膝に問題を抱えている人、もちろん片方の人もいらっしゃるでしょうが、いずれは両膝の手術をする予定という人も多いのではないかと思います。

両足の状態に明らかな差がある場合。

これは、もちろん悪い方優先です。

悪い方がもっと悪くなる前に治したいのはもちろんだし、リハビリの時に元気な方も痛い!だと詰みますしね。

ただ、この「悪い方」は、そんなに差がない人も多いのではないかと思います。

病院によって違うのかもしれませんが、私の主治医の先生の場合はMRIを見てどちらを先にするかを検討、ということはなく、ごくごく軽いノリで「どっちからする〜〜?」と訊かれました。
こんなとこで、すくすく自主性を伸ばす必要はないのでは…と思いつつ、その日は左膝の方が痛い気がする、というこれまた軽いノリで、「左にします!」と元気いっぱい答えたのですが。

左にすると決まってから、日によって「あ、なんか今日は右の方が痛い気がする」「大丈夫かな。あと1年くらいもつかな」「やっぱり右に変更してください、て言った方がいいかな…」と、地味に悩みました。

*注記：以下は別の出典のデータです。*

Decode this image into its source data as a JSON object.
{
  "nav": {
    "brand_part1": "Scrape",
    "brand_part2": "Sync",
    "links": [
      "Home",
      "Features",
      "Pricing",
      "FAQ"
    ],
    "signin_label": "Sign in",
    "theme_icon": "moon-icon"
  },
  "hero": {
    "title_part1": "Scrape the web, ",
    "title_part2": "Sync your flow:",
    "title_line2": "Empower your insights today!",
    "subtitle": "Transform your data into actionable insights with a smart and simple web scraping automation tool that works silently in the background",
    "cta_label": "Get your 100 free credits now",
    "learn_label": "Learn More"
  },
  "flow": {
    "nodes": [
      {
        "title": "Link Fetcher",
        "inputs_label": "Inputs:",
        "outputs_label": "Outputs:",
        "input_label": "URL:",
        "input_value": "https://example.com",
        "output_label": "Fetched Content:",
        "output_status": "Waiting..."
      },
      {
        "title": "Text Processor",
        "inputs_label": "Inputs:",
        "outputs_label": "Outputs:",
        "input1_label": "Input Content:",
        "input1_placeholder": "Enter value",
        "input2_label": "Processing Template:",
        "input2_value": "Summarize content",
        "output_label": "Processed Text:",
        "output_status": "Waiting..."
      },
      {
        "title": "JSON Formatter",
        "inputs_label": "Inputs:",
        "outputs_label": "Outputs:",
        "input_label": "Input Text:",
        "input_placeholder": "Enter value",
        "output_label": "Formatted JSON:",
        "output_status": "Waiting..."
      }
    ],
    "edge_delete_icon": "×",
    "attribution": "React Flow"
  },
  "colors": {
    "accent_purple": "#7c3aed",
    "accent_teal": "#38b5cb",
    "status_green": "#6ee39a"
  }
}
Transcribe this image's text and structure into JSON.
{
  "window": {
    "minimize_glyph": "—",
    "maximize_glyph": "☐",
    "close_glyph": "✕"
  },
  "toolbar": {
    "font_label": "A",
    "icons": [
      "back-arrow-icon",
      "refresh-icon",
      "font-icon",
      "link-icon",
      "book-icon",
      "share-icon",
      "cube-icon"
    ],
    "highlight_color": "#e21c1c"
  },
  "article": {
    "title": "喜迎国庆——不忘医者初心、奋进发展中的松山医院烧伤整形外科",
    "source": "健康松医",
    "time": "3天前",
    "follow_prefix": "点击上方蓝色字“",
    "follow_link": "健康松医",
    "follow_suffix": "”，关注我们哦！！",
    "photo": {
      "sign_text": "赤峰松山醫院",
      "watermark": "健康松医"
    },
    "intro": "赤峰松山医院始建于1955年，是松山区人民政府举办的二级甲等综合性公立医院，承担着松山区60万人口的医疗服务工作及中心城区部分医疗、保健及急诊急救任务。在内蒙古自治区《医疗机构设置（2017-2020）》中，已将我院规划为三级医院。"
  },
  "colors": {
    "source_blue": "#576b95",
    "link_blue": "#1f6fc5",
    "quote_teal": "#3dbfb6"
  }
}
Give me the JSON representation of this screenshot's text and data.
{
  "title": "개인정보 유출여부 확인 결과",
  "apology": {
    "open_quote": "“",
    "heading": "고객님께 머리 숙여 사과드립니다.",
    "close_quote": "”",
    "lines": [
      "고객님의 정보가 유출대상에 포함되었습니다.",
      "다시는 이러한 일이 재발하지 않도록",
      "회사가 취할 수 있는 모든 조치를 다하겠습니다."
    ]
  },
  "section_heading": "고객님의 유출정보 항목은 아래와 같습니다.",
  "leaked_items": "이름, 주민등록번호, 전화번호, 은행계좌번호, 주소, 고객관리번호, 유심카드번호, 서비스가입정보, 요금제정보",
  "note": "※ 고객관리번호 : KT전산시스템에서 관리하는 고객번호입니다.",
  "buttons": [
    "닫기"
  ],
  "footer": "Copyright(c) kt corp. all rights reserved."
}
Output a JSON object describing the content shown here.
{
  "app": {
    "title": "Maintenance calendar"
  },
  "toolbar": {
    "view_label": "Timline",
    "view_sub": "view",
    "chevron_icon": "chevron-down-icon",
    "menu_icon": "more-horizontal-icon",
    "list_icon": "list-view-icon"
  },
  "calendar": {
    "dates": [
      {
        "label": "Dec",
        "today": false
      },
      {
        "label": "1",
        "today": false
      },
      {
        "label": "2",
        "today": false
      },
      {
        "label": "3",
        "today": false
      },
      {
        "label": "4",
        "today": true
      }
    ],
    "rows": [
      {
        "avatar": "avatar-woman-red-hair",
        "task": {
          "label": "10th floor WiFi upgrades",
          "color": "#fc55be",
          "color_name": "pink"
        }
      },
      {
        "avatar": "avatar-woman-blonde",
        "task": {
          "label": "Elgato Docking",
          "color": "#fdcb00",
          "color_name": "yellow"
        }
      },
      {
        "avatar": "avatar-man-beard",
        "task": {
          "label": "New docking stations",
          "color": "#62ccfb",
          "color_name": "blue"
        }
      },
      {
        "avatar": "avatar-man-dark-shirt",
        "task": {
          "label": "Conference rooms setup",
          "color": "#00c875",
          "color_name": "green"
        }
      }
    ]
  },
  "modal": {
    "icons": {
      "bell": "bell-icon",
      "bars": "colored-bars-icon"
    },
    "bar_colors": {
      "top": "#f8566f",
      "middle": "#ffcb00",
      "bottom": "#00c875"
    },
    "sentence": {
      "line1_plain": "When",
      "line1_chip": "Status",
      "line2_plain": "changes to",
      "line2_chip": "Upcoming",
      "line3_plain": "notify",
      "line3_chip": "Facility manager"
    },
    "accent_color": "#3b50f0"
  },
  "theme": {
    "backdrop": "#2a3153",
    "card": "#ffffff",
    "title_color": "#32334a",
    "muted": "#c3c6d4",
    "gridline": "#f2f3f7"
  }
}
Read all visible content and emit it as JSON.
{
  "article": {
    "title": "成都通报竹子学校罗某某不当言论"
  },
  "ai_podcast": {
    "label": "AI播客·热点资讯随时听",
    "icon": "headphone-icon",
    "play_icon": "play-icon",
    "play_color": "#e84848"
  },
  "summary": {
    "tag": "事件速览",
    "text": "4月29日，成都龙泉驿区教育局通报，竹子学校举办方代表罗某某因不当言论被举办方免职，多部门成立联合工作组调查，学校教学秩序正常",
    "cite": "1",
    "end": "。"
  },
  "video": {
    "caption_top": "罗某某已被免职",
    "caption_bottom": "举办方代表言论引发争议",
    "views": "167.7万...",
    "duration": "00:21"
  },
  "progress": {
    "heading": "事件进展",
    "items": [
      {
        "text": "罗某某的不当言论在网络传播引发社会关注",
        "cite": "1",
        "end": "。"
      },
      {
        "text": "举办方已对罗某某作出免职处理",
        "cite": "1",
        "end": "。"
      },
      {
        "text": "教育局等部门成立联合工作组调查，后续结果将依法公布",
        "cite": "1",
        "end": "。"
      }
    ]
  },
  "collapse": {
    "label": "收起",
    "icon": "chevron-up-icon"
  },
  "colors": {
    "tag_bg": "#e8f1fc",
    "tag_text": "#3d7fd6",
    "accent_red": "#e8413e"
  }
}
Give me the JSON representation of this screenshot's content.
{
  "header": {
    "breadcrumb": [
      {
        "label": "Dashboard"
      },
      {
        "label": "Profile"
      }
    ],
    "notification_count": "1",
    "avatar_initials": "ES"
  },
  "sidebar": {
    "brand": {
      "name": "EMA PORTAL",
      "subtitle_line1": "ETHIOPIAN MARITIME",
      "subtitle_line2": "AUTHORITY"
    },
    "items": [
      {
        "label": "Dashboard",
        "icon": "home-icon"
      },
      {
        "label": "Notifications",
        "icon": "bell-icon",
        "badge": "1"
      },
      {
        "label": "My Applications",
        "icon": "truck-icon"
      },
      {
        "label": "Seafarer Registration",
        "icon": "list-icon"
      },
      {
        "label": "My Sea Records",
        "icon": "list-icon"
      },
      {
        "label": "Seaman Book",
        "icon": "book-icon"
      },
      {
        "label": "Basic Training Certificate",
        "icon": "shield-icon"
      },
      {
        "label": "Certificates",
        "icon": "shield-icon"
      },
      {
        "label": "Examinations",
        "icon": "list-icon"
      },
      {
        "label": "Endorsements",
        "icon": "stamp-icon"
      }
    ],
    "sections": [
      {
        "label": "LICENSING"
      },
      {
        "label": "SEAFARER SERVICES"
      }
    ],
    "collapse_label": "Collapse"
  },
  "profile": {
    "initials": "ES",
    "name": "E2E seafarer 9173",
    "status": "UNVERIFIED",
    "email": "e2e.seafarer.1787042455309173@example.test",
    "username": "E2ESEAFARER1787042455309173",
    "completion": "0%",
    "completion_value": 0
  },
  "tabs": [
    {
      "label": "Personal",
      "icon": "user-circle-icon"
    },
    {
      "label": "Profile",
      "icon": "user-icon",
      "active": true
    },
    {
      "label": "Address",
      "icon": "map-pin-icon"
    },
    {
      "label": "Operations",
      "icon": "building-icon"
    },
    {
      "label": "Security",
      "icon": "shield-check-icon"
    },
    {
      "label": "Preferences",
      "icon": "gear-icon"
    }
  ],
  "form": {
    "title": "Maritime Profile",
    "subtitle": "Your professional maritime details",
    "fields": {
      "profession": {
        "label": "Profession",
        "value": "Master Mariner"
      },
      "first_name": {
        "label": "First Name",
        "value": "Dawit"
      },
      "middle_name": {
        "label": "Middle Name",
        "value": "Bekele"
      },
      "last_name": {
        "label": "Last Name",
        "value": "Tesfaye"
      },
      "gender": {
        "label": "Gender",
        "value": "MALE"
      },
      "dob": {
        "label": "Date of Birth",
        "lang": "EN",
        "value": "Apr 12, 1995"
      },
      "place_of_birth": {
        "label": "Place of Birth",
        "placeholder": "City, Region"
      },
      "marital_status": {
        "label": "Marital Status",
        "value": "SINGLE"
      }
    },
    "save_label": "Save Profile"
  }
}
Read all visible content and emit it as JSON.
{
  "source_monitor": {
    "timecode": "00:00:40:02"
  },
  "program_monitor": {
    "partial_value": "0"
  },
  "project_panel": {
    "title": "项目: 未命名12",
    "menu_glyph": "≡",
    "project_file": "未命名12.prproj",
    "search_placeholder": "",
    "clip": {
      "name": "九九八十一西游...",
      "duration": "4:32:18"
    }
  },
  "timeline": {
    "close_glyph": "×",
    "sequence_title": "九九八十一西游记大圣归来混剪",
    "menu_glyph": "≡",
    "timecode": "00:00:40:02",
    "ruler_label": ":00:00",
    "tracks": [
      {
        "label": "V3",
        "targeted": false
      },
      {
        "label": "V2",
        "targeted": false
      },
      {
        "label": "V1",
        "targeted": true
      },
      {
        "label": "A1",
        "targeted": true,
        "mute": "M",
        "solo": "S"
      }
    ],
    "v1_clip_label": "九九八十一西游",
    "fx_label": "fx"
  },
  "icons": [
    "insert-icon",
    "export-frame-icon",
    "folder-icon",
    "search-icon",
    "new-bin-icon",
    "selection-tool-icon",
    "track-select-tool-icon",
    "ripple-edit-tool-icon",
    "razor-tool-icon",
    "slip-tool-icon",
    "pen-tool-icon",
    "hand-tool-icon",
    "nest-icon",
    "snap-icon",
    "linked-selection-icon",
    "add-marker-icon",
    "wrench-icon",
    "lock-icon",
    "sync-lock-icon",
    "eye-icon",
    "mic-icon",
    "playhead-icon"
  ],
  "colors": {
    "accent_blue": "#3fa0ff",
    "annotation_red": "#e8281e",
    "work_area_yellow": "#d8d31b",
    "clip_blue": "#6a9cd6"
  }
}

ただ、私は結果的に左にして大正解だったと今は思っているので、もし自主性を求められて悩んだ人がいれば参考になるかな、と思い、私なりの左右決定の基準を書きます。

これは、退院後のある一点が大きく影響します。

ずばり、「車の運転をするか」です。
それならば、先に手術するのは絶対に左足がオススメ。

車の運転をするなら、もう右足が健康なことが絶対に大切!
AT車を運転できますからね。

逆に、もし右足を手術するなら、全荷重に戻るまでは運転不可です。

特に1回目の手術は手術後の勝手もわからないので、できるだけ万全な体制で退院後の生活を送れる方がいい。
そういう意味で、私は左にして本当によかったな、と(全くの偶然ですが)思いました。

それでは、車の運転をしない場合は優先する方はないのか、というと。

これは、別の基準があります。

利き手と同じ方の足。これが本当にオススメ。

なぜならば、

片松葉杖になったときに、松葉杖を持つのは悪い方の足と反対側の腕。

つまり、右足の手術ならば、左手で片松葉を持つ。

利き手が自由になるんです。

これはもう、本当に便利。
財布からなんか取り出す、改札を通る、ちょっとサインをする、立ち食いうどんを食べる(!?)などなど、何をするにも利き手がフリーであることは行動のやりやすさがダンチです。
現に私は、右側でしか斜めがけバッグが持てないので、片松葉杖とバッグがぶつかって、「うーん」と動かしながら歩いてます。
何かしようと思ったら、ちょっと立ち止まって、掴まれる場所を確保して、松葉杖を左に持ち替えて、とする必要がある。

退院をしてから実際に不自由な時期がどれくらい続くかもまだ未知数なんですけど、少なくとも退院後しばらくの一番不安な時期を、できるだけストレスなく過ごせるというのは大切だと思います。

余談なんですが、病院はこういう「ストレス」から、本当に守られている場所なんだなあと改めて思います。
病棟にはどこもかしこも、両側に手すりがついている。
どっちの足が悪くても、どちらかの手が悪くても、どちら側でも捕まって歩ける様にできてるんですよね。
現実社会はそこまで甘やかしてくれないので、自分でできるだけ備えることは大切だなあと感じています。